Many Coen brothers films feature characters whose actions are marked by bumbling ineptitude.  Think of hapless car salesman Jerry Lundegaard and the two blundering kidnappers in Fargo (1996), or the amateur blackmailers of Burn After Reading (2008).  The characters in No Country for Old Men, on the other hand, are competent and determined.  Chigurh is a relentless, violent force of nature, but Moss gives him a run for his money.  "He can take all comers," says Carla Jean about her husband, and Moss proves that her statement is more than just wifely pride, vowing to take the fight to Chigurh rather than wait it out.  Bell, too, is very good at what he does, but he understands that there is someone out there who is better still.  Many of the film's scenes feature little dialogue, and so we see these characters' competence firsthand as they perform a variety of activities, from hiding money to patching themselves up after a gunfight.

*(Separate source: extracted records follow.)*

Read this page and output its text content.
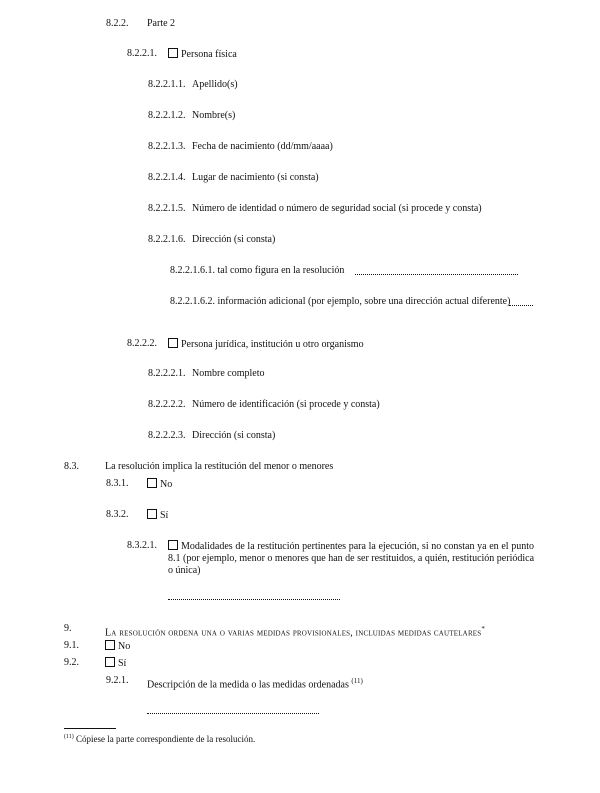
8.2.2. Parte 2
8.2.2.1.	Persona física
8.2.2.1.1. Apellido(s)
8.2.2.1.2. Nombre(s)
8.2.2.1.3. Fecha de nacimiento (dd/mm/aaaa)
8.2.2.1.4. Lugar de nacimiento (si consta)
8.2.2.1.5. Número de identidad o número de seguridad social (si procede y consta)
8.2.2.1.6. Dirección (si consta)
8.2.2.1.6.1. tal como figura en la resolución
8.2.2.1.6.2. información adicional (por ejemplo, sobre una dirección actual diferente)
8.2.2.2.	Persona jurídica, institución u otro organismo
8.2.2.2.1. Nombre completo
8.2.2.2.2. Número de identificación (si procede y consta)
8.2.2.2.3. Dirección (si consta)
8.3.	La resolución implica la restitución del menor o menores
8.3.1.	No
8.3.2.	Sí
8.3.2.1.	Modalidades de la restitución pertinentes para la ejecución, si no constan ya en el punto 8.1 (por ejemplo, menor o menores que han de ser restituidos, a quién, restitución periódica o única)
9.	La resolución ordena una o varias medidas provisionales, incluidas medidas cautelares*
9.1.	No
9.2.	Sí
9.2.1. Descripción de la medida o las medidas ordenadas $^{(11)}$
$^{(11)}$ Cópiese la parte correspondiente de la resolución.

The Coen brothers are writer-directors known for their highly original films and their distinctive style, so it may seem surprising that they should not only adapt someone else's work for one of their films (in this case, a 2005 novel by acclaimed writer Cormac McCarthy), but that the resulting film should remain so faithful to the source material.  Then again, this film fits perfectly into their larger body of work.  The pulpy storyline and dusty Texas setting are reminiscent of their excellent film noir debut, Blood Simple (1984), and the Coens' editing, in combination with Roger Deakins's expert cinematography, ensure that the film exhibits their unique visual style.  No Country for Old Men also features the Coens' characteristic brand of wry humor, as evidenced by the lively exchanges between deputy Wendell and Sheriff Bell ("It's a mess, ain't it, Sheriff?"  "If it ain't, it'll do till the mess gets here"), and by Carla Jean's mother's casual racism ("It's not often you see a Mexican in a suit").  The adaptation process worked out so well for the Coens that they repeated it again successfully three years later, bringing Charles Portis's classic western novel True Grit to the screen in another highly faithful rendition.

Most of the Coens' films contain depictions of violence, some of it brutal in nature, and a pessimistic worldview pervades most of their filmography.  But these aspects of their filmmaking seem more pointed in No Country for Old Men, a film that serves as a harsh reminder of the evil and injustice that exist in our world, and the violence that continues to plague our society.  Gone are the days when, as Ed Tom Bell mentions in the opening narration, a sheriff could perform his or her duties without a gun.

Of course, the Coens also gave us Marge Gunderson, Fargo's pregnant police chief, a bright, shining beacon of human goodness.  So, maybe there's hope for us yet.